Thursday, May 5, 2011

A non-Western conception of Self

I will share a bit of personal experience that may help to elucidate a conception of the Self different from one we, as occidentals, tend to hold. I regularly engage in meditation. Specifically, I practice Buddhist meditation. Buddhism, in my opinion, is fundamentally concerned with the experience of consciousness. While pain is an inevitable consequence of life, Buddhists hold that suffering isn't. Suffering is an outcome arising from a psychological attachment between the 'self' and the pain. E.g. "I am hurting", "I am dying". Language here is somewhat ineffective, but they mean to describe a kind of unity, or oneness between the experience and the self, where selfhood, or consciousness, is constituted/indiscernible by the experience. Through rigorous practice, Buddhists believe that the various 'attachments' between the self and experience (several such attachments are usually enumerated) can be severed. Contrary to the Western expectation, this does not "liberate" the soul/mind/self, it obliterates it. Once these attachments to experience are broken, the mind is induced to a seemingly untenable condition of existence and non-existence. This they call 'sunyata'. My own personal trials with meditation suggests a certain plausibility to this view.

Here is a little anecdotal example: Imagine you're sitting on a bench in a park, when an attractive woman (or man) just your type takes a seat at the other end. Your heart beat accelerates, fingertips moisten--all sorts of physiological responses to her arrival. As you know, these physiological changes generally occur below the "level of conscious awareness". Consciously, you feel nervous, excited, and giddy like a school boy (girl). You actually feel somehow drawn to her physically, like something invisible tugging at your insides in her direction. "I like her!," you exclaim to yourself in an internal monologue. You're paralyzed, but hyper-focused on these feelings. Whatever you were thinking about is gone, intellect is debilitated, "hello" is at the tip of your tongue, but you cannot speak. From a Buddhist's perspective, your psychological attachment allowed an external event to transmit and exert a force upon your mind, momentarily generating chaos.

Richard Dawkins, of course, would tell you that these are your genes taking control of you for their own selfish purposes. You're being manipulated like a marionette on endocrinary strings to mate with this fit and fertile female. The genetic lingo is new, but more or less this is what Western philosophers have called 'passions', and have invented various philosophies and religions with the notion of mastering them, subjugating them to the rational mind and thereby restoring this drooling schoolboy to his 'free will'. Buddhism, I think, may be closer to Dawkins in that they see such 'passions' as an inescapable aspect of our nature. We can no more subjugate the passions than we can our need for oxygen or nourishment. But we can be aware of them, and their power over us understood as an external force. This is called 'mindfulness', and is the basic form of meditation, involving slow, methodical, and non-judgmental reflection on sensations from the body. One by one, each sensation is bracketed off as separate from the mind, a force acting on it, not out of it, and summarily released back to the ether from which it came. Contrary to the Westerns, when the less sensation is externalised there is nothing left: no purified soul-mind. Just sunyata, or emptiness.

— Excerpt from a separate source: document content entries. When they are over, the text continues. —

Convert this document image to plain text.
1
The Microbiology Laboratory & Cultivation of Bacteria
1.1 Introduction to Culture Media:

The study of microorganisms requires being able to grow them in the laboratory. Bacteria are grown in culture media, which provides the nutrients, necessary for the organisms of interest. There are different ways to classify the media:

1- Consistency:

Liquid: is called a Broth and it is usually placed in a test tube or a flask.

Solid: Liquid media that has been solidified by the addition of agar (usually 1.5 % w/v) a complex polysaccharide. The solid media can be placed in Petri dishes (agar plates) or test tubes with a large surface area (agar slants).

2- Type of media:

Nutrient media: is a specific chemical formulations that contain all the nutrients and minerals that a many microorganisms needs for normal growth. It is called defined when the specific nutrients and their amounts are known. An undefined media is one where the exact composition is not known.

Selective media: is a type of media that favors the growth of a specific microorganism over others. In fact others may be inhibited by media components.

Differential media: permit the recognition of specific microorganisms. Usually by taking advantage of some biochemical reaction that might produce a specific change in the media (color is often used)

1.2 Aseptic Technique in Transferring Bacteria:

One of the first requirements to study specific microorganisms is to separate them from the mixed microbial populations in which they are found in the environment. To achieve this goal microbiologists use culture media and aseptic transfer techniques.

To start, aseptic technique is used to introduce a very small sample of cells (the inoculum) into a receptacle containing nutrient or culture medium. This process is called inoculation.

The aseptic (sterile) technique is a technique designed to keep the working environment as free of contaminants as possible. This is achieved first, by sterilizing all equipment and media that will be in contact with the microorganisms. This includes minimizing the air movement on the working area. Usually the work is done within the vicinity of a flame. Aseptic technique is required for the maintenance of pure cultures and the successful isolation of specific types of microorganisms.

In sum, I've explored some possible insights into a view of consciousness inspired by Buddhist philosophy and practice, as well as by natural philosophy. The position is that what we call 'consciousness' is really just a kind of visuo-linguistic account of the things we're doing and an essentially arbitrary sense of why (e.g., "I like her!"). It is such, presumably, because it served some adaptive function that was especially useful for a highly-social, savanna primate. Had circumstances (selective pressures) been different, perhaps the experience of consciousness would be quite different. This is, of course, essentially the same reason why we have difficulty recognising consciousness in other animals (perhaps aliens eventually), even ones we know are highly intelligent.